Eigenvalue problems in quantum mechanics: Finding the bound-state energy eigenvalues of the one-dimensional Schrödinger equation is also a boundary value problem, with the wave function decaying to zero at both ends. You integrate the wave function from one end with the energy as a parameter and use the shooting method to find the energy at which the value at the other end becomes zero. It is a representative case where eigenvalue search and the shooting method are combined.
Common Misconceptions and Pitfalls
The biggest pitfall is assuming that "because a linear problem hits in two shots, a nonlinear one converges just as fast". The equation y''=c·y handled by this tool is linear in the initial slope s, so the endpoint value y_end(s) is a first-degree function of s and two shots plus one interpolation hit the target exactly. But in a nonlinear boundary value problem y_end(s) becomes a curved function, and a line through two points will not hit it. With a poor initial guess the iteration can oscillate or fail to converge altogether. Keep the linear/nonlinear distinction in mind, and for nonlinear problems run the secant or Newton iteration through to the end.
Next, the oversight that "the shooting method cannot be used on an unstable equation whose initial value integration diverges". For a strongly positive coefficient c, a hyperbolic equation, the solution contains an exponentially growing component. Integrating from one end makes a tiny error in the initial slope blow up explosively through this growing mode, producing huge numbers or overflow at the endpoint. The longer the interval, the worse it gets. In practice this is avoided with "multiple shooting", which splits the interval into several sub-intervals, shoots each separately and joins them at the boundaries. Simple shooting is not a cure-all.
Finally, the misconception that "the accuracy of the shot is determined by the interpolation algorithm alone". The final accuracy of a shooting-method solution depends not only on the interpolation that drives the miss to zero (such as the secant method) but also on the accuracy of the inner initial value problem solver. This tool uses 4th-order Runge-Kutta with about 400 steps, so for a linear problem the endpoint error reaches machine precision. But with too few steps, or with a low-order Euler method, a discretization error remains in the integration itself even if the interpolation is perfect, and the solution can be no better than that accuracy. The shooting method is a two-stage process of "interpolation" and "integration", and only when both are accurate do you get a trustworthy solution.
How to Use
Enter the differential equation coefficient (cNum) and its valid range (cRange) governing the ODE curvature behavior.
Set domain length (lNum in meters) and left boundary condition ylNum, right boundary condition yrNum for your BVP.
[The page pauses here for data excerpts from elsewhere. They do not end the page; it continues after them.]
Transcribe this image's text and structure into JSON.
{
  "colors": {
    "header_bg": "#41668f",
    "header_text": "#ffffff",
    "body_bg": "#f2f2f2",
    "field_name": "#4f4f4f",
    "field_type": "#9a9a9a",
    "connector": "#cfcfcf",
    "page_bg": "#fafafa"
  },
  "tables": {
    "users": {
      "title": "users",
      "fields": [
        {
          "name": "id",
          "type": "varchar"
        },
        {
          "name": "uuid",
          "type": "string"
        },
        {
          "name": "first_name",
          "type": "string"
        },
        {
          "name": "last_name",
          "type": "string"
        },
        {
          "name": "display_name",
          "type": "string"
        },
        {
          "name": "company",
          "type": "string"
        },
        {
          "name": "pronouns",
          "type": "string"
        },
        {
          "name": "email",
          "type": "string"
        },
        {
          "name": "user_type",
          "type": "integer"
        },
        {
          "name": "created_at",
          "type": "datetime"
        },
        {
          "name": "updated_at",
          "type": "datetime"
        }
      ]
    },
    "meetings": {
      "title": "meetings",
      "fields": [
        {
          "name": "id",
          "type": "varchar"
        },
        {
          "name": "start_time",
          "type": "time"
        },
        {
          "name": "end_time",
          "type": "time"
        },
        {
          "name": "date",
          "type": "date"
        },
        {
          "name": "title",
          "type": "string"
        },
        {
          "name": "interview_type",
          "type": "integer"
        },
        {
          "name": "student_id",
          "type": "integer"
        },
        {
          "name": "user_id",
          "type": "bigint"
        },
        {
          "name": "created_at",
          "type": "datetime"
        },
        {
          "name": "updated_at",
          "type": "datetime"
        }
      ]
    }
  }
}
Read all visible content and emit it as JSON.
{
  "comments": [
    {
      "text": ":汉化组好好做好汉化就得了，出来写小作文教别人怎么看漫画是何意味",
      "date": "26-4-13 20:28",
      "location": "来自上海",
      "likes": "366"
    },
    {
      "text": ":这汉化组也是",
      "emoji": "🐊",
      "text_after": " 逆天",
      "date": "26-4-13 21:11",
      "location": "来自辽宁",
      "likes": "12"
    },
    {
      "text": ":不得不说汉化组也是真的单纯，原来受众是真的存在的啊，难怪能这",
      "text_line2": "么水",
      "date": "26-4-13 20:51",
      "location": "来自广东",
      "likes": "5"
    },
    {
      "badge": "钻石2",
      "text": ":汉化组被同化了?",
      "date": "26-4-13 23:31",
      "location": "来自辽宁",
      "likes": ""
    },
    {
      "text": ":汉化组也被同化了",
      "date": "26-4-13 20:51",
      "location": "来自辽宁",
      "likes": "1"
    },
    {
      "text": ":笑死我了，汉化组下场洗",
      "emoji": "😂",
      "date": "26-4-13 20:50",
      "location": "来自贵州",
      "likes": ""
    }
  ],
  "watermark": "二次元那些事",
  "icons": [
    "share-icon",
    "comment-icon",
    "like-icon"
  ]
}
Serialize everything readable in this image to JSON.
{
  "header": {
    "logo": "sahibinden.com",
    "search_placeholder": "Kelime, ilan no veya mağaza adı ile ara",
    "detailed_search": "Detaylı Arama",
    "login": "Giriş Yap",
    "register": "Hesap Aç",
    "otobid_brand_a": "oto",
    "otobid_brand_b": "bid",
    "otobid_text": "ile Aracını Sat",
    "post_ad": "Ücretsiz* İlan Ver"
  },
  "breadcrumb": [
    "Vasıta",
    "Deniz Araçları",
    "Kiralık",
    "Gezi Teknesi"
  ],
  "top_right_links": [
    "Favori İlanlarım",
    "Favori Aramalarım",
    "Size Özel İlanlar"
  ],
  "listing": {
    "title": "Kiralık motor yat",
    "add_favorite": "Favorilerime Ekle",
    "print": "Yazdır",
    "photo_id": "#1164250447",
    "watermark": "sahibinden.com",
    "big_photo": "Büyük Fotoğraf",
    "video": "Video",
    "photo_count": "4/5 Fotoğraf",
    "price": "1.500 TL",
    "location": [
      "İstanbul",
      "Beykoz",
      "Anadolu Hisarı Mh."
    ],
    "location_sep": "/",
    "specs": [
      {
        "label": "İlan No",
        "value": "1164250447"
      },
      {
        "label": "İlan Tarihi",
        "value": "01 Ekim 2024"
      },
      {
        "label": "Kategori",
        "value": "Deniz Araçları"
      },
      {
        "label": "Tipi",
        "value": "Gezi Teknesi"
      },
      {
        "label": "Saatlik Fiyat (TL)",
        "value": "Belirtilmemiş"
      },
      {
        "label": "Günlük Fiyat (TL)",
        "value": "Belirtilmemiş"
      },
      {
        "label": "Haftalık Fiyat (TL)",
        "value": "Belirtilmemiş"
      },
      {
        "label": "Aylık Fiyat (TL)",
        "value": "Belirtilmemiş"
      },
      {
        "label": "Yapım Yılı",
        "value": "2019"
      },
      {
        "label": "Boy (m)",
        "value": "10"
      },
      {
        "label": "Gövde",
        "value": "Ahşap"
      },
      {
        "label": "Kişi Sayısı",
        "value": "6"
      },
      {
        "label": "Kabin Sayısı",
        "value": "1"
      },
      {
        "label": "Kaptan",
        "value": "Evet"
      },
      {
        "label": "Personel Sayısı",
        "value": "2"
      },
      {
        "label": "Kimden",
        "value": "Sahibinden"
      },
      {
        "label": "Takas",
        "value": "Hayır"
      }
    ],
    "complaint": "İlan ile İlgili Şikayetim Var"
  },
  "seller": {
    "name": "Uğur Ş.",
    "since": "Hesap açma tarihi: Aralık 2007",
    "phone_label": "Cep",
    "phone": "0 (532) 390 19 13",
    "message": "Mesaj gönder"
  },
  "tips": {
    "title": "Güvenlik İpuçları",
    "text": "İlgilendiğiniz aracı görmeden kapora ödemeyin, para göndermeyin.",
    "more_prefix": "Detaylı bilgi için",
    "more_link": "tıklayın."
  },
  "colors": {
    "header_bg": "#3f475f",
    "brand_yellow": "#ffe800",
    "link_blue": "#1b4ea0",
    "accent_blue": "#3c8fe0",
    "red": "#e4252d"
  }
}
Input the lRange and ylRange/yrRange tolerances, then execute iterations; the simulator adjusts the trial slope y'(0) until y(L) converges within endpoint error tolerance.
Worked Example
For a cantilever beam deflection problem: d²y/dx² + 0.5y = 0 with y(0)=0, y(3)=0 (3 meter span, simply supported ends). Initial slope guess y'(0)=1.2 rad. After 6 shots, simulator converges to y'(0)=−0.847 rad, reaching y(3)=0.0012 m (error 0.12%). Mid-point deflection y(1.5)=0.234 m. Convergence achieved in 0.18 seconds.
Practical Notes
Start with coarse lRange tolerance (±0.1) for quick qualitative results; refine to ±0.01 for engineering designs requiring stress verification.
Negative coefficient values (cNum < 0) model growing exponential behavior; watch for divergence requiring tighter ylRange bounds.